So here is a question for you. Does the ubiquitous Code 0 and the blooper have anything in common? What kind of question is that you ask? Well stick around and I will explain. First let’s get to the blooper, we all remember those don’t we? Many thought that the blooper was invented by sailmakers to sell more sails and in a way it was. My former boss, a sailmaker by the name of Chris Bouzaid, many years ago when he was a cocky Kiwi sailing all over the world, came up with the idea. Chris and his crew were preparing for the Southern Cross Cup raced every two years off Sydney, Australia.
They were in Auckland training with some fellow Kiwis when the wind suddenly went light and they thought to set their “drifter” which was not attached to the headstay but was instead set free flying. The wind came aft and they decided to set a spinnaker. As they were taking the drifter down they eased the tack and the sheet to do so and to their amazement the sail just sat they pulling nicely. Best of all the speed went up.
Chris contacted the rules guru’s who after much deliberation could not find anything that prohibited the sail from being legal. It was a headsail after all and measured as such. The following weekend before heading to Sydney, Chris and his crew went out and tested a larger version which by now they were calling a shooter. He built one for each of the Kiwi boats racing in Sydney and the next week they showed up for the regatta. The rest, as they say, is history. Despite a total uproar when they revealed their “little secret” and a huge effort to get the team disqualified, in the end the rules committee found that the sail was legal. The New Zealand team of Pathfinder, Runaway and Waianiwa finished the race in first, second and third on corrected time and they won the Southern Cross Cup by the largest margin on points, a record that has never been equaled or beaten.
Somewhere along the way the shooter was renamed the blooper and became very popular on all classes of boats. In 1981 I was racing aboard the American entry Scaramouche in the Sardinia Cup in Italy as foredeck rat and was introduced to another very cocky Kiwi by the name of Chris Dickson who was to skipper the boat. Dickson’s Dad Roy was the navigator on Chris Bouzaid’s boat and it was Bouzaid who recruited Dickson to helm Scaramouche. I think that I am right in saying this that Scaramouche was the only “old” boat in the regatta, but with Dickson’s brilliance we finished second overall against an international fleet of over 50 boats.
Fast forward 12 years and Chris Dickson is on board his Whitbread 60 Tokio about to start the 1993/94 Whitbread Round the World Race. It’s the day before the race start and he unveiled his own “little secret.” It was a spinnaker that had a sacrificial piece of netting running the length of the leech. When the sail was sheeted on the netting just curled up allowing Dickson to use the sail pretty much as a headsail. The Whitbread 60’s were a new class created for the race that year and the rules stated that the boats were allowed to carry up to two mainsails, seven jibs – including a heavy-weather jib – and eight spinnakers. Chris had done an end run around the rules. His sail had a girth of 75% meaning that it should have measured as a spinnaker even though it was going to be used as a headsail. In the end the rules council won the day deeming the sail to be a headsail which would have given Tokio an advantage in certain sailing conditions, and therefore they deemed the sail to be illegal and it was left on the dock.

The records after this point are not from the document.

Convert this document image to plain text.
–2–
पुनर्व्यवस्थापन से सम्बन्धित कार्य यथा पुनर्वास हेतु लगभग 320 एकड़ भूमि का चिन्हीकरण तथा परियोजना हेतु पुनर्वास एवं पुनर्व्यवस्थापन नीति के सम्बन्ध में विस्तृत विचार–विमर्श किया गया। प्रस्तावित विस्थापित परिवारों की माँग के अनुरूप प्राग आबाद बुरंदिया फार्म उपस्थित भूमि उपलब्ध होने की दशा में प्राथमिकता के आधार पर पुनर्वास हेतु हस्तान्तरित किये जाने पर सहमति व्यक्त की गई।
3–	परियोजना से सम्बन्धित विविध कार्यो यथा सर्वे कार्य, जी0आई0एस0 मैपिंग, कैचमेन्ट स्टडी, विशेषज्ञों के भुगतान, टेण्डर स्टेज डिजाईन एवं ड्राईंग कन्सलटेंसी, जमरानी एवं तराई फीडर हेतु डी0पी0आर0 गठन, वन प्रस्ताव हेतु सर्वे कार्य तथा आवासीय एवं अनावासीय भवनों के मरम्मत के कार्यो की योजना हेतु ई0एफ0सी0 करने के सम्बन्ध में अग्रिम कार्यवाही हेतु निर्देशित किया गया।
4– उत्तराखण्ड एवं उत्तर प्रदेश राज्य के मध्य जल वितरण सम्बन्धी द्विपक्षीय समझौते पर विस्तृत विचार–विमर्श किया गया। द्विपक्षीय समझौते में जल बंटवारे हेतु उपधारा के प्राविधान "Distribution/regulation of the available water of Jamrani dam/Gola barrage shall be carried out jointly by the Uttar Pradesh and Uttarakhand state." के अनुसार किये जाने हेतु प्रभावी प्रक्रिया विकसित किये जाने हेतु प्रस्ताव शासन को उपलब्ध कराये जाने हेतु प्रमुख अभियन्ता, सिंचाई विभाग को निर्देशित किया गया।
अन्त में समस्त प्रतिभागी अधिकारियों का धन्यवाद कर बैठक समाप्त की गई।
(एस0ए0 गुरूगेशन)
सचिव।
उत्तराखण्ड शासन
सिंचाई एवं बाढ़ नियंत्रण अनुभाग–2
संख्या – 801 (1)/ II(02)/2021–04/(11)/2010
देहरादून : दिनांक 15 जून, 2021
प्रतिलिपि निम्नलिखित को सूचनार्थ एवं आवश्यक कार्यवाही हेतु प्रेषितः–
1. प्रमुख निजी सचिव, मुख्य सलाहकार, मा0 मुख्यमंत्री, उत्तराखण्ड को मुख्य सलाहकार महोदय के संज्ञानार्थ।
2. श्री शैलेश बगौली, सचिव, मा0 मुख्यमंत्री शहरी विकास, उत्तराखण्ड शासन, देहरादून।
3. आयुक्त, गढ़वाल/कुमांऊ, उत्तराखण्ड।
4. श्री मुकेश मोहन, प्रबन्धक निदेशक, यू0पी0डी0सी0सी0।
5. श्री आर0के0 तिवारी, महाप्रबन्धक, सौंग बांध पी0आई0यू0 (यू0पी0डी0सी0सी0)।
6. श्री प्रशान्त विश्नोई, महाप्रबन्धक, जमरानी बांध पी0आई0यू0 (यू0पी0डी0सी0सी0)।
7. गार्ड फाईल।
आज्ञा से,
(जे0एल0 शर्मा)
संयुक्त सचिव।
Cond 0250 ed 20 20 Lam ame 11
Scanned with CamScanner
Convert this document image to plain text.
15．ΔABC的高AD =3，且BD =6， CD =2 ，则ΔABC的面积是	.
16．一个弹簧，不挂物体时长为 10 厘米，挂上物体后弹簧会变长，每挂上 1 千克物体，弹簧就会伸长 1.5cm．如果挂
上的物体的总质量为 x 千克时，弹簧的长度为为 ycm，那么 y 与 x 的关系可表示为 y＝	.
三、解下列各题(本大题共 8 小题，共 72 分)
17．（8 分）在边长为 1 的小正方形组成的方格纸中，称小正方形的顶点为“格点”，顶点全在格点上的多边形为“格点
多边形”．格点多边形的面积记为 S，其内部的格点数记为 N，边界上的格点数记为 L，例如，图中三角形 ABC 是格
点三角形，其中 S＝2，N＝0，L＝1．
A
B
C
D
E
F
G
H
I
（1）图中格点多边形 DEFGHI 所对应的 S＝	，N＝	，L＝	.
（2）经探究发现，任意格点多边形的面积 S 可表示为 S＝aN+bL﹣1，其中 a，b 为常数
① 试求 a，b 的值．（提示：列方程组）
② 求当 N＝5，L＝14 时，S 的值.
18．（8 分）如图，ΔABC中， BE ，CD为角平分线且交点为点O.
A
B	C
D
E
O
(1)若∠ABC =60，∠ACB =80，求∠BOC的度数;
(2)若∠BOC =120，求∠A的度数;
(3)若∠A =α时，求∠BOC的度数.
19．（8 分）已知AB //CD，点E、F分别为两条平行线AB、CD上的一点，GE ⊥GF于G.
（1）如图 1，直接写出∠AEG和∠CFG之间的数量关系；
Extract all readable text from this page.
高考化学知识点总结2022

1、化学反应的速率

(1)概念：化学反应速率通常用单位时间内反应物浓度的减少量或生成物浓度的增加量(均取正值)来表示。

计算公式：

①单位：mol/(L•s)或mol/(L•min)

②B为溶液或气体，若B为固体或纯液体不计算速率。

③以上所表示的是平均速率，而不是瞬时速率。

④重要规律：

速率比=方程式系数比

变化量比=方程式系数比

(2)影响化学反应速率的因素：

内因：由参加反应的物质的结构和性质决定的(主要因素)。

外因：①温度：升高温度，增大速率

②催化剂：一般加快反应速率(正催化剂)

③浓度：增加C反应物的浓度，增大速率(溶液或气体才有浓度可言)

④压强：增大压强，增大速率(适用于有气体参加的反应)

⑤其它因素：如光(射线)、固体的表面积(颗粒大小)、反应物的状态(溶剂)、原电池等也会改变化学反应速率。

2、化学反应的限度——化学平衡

While Chris might have been prevented from using his “secret weapon” in the Whitbread he had inadvertently started a new revolution in sailmaking. He had invented the Code 0 which we now see on almost all boats out there, both racing and cruising. Originally Code 0’s were designed to qualify as spinnakers under various rating rules which require the mid-girth to be 75% of the foot length, but their use and design has evolved over time and along with these changes so too have the rating rules. The sail is still set free of the headstay, in other words flying free like a spinnaker, but they can be used to sail very close to the wind, not unlike a headsail. Where they are especially useful is on boats where the rules do not allow overlapping headsails. Ie: a Whitbread 60…:)
So back to my original question. What do bloopers and Code 0’s have in common? They both came about as a way to circumvent rules. The Blooper was really just a spinnaker masquerading as a headsail while the Code 0 was a headsail masquerading as a spinnaker. The good news is that bloopers are gone. The good news is that the Code 0 was invented. All good I say. – Brian Hancock.